Ashdown MiBass Amp Head
www.img828.imageshack.us/img828/1895/mainnewsill.jpg
Ashdown Engineering, podążając za tendencją do „downsizingu”
intensywnie rozwijaną ostatnio przez producentów sprzętu muzycznego,
stworzył MiBass Amp Head ważący zaledwie półtora kilograma i z powodzeniem
mieszczący się w większej kieszeni pokrowca na gitarę. MiBass Amp Head
oferuje 220 lub 550 Watt mocy, wejście z przełączaniem między pasywnymi i
aktywnymi basami, standardowy dla Ashdowna głośnościomierz (VU meter),
siedmiopasmowy korektor semi-parametryczny, przełączniki Deep oraz Shape dla
stałej dostępności różnych wariantów brzmienia. Dostępny jest w czterech
wersjach kolorystycznych (srebrnej, czarnej, niebieskiej oraz różowej),
producenci Ashdowana dają także możliwość zamieszczenia na panelu przednim
customowej grafiki. Cena sugerowana: 550$ (MiBass 220) oraz 750$ (MiBass
550).
https://www.youtube.com/watch?v=Zn_mNY56Hsc Videoz prezentacji podczas Musikmesse 2011
Szczegółowa specyfikacja (www.a5.sphotos.ak.fbcdn.net/hphotos-ak-snc6/205460_10150234457955561_29324345560_8962157_6332266_n.jpg)
Strona producenta
21 komentarzy
Możliwość komentowania została wyłączona.

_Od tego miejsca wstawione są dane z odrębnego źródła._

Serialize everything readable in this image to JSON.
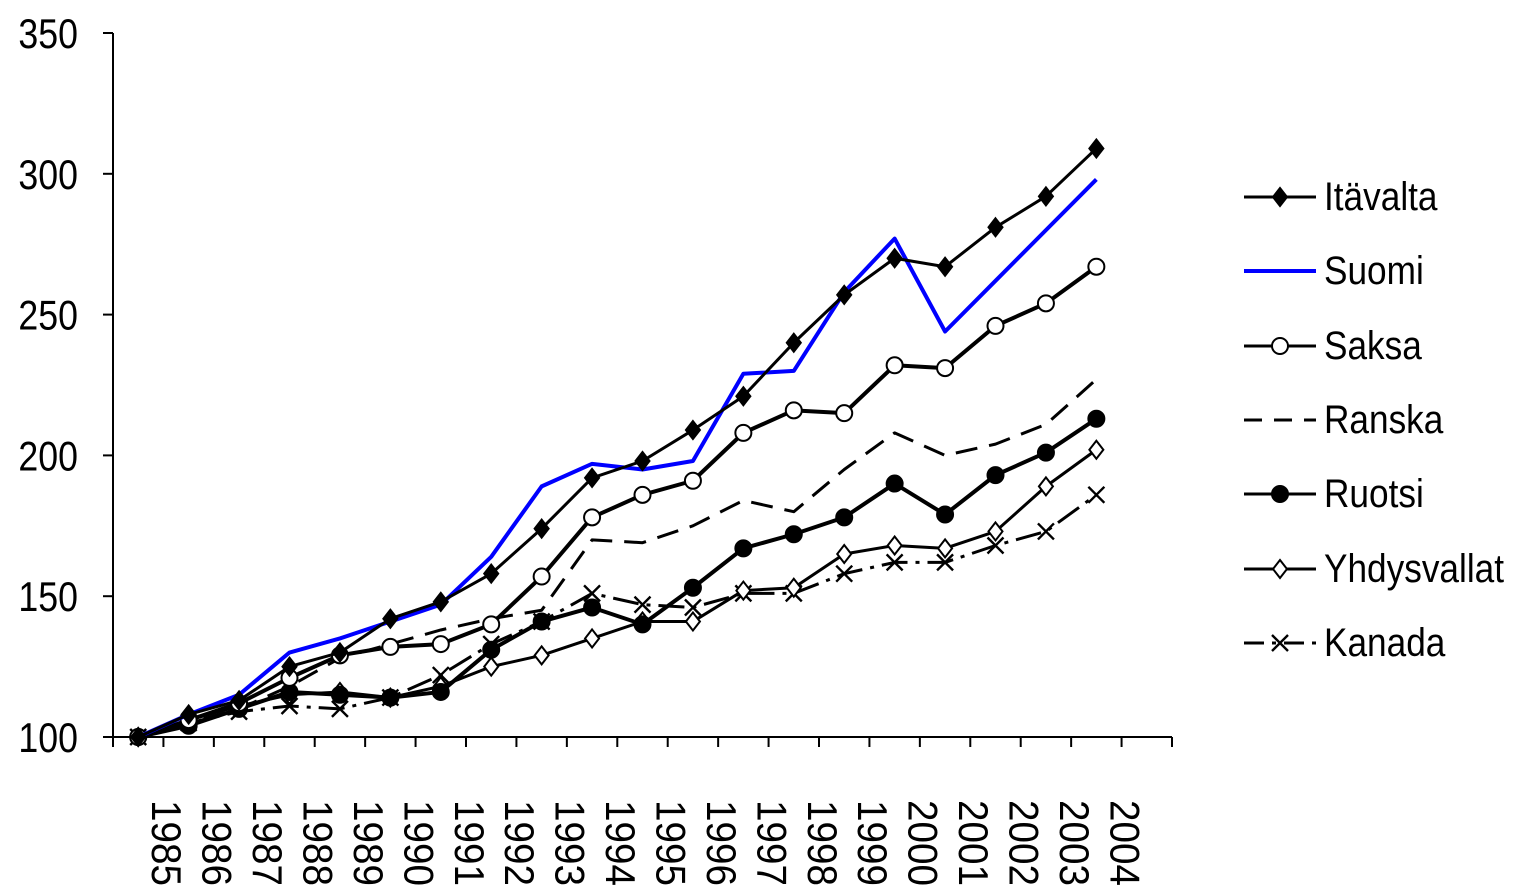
{
  "chart_data": {
    "type": "line",
    "title": "",
    "xlabel": "",
    "ylabel": "",
    "categories": [
      "1985",
      "1986",
      "1987",
      "1988",
      "1989",
      "1990",
      "1991",
      "1992",
      "1993",
      "1994",
      "1995",
      "1996",
      "1997",
      "1998",
      "1999",
      "2000",
      "2001",
      "2002",
      "2003",
      "2004"
    ],
    "ylim": [
      100,
      350
    ],
    "yticks": [
      "100",
      "150",
      "200",
      "250",
      "300",
      "350"
    ],
    "grid": false,
    "legend_position": "right",
    "series": [
      {
        "name": "Itävalta",
        "marker": "diamond-filled",
        "color": "#000000",
        "dash": "solid",
        "values": [
          100,
          108,
          113,
          125,
          130,
          142,
          148,
          158,
          174,
          192,
          198,
          209,
          221,
          240,
          257,
          270,
          267,
          281,
          292,
          309
        ]
      },
      {
        "name": "Suomi",
        "marker": "none",
        "color": "#0000ff",
        "dash": "solid",
        "values": [
          100,
          108,
          115,
          130,
          135,
          141,
          147,
          164,
          189,
          197,
          195,
          198,
          229,
          230,
          258,
          277,
          244,
          262,
          280,
          298
        ]
      },
      {
        "name": "Saksa",
        "marker": "circle-open",
        "color": "#000000",
        "dash": "solid",
        "values": [
          100,
          106,
          112,
          121,
          129,
          132,
          133,
          140,
          157,
          178,
          186,
          191,
          208,
          216,
          215,
          232,
          231,
          246,
          254,
          267
        ]
      },
      {
        "name": "Ranska",
        "marker": "none",
        "color": "#000000",
        "dash": "dashed",
        "values": [
          100,
          105,
          110,
          118,
          128,
          133,
          138,
          142,
          145,
          170,
          169,
          175,
          184,
          180,
          195,
          208,
          200,
          204,
          211,
          227
        ]
      },
      {
        "name": "Ruotsi",
        "marker": "circle-filled",
        "color": "#000000",
        "dash": "solid",
        "values": [
          100,
          104,
          110,
          116,
          115,
          114,
          116,
          131,
          141,
          146,
          140,
          153,
          167,
          172,
          178,
          190,
          179,
          193,
          201,
          213
        ]
      },
      {
        "name": "Yhdysvallat",
        "marker": "diamond-open",
        "color": "#000000",
        "dash": "solid",
        "values": [
          100,
          106,
          111,
          115,
          116,
          114,
          118,
          125,
          129,
          135,
          141,
          141,
          152,
          153,
          165,
          168,
          167,
          173,
          189,
          202
        ]
      },
      {
        "name": "Kanada",
        "marker": "x",
        "color": "#000000",
        "dash": "dash-dot",
        "values": [
          100,
          105,
          109,
          111,
          110,
          114,
          122,
          133,
          141,
          151,
          147,
          146,
          151,
          151,
          158,
          162,
          162,
          168,
          173,
          186
        ]
      }
    ]
  }
}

Średnio mi się widzi tam miniaturyzacja, jakoś chyba pozostanę przy
kilkudziesięciokilowych lampach 🙂
Nie wróżę Ashdown owi sukcesu, każda ich próba miniaturyzacji kończyła
się klęską – najpierw świetny moim zdaniem, w pełni cyfrowy SuperFly,
później tani i trochę badziewny Little Giant…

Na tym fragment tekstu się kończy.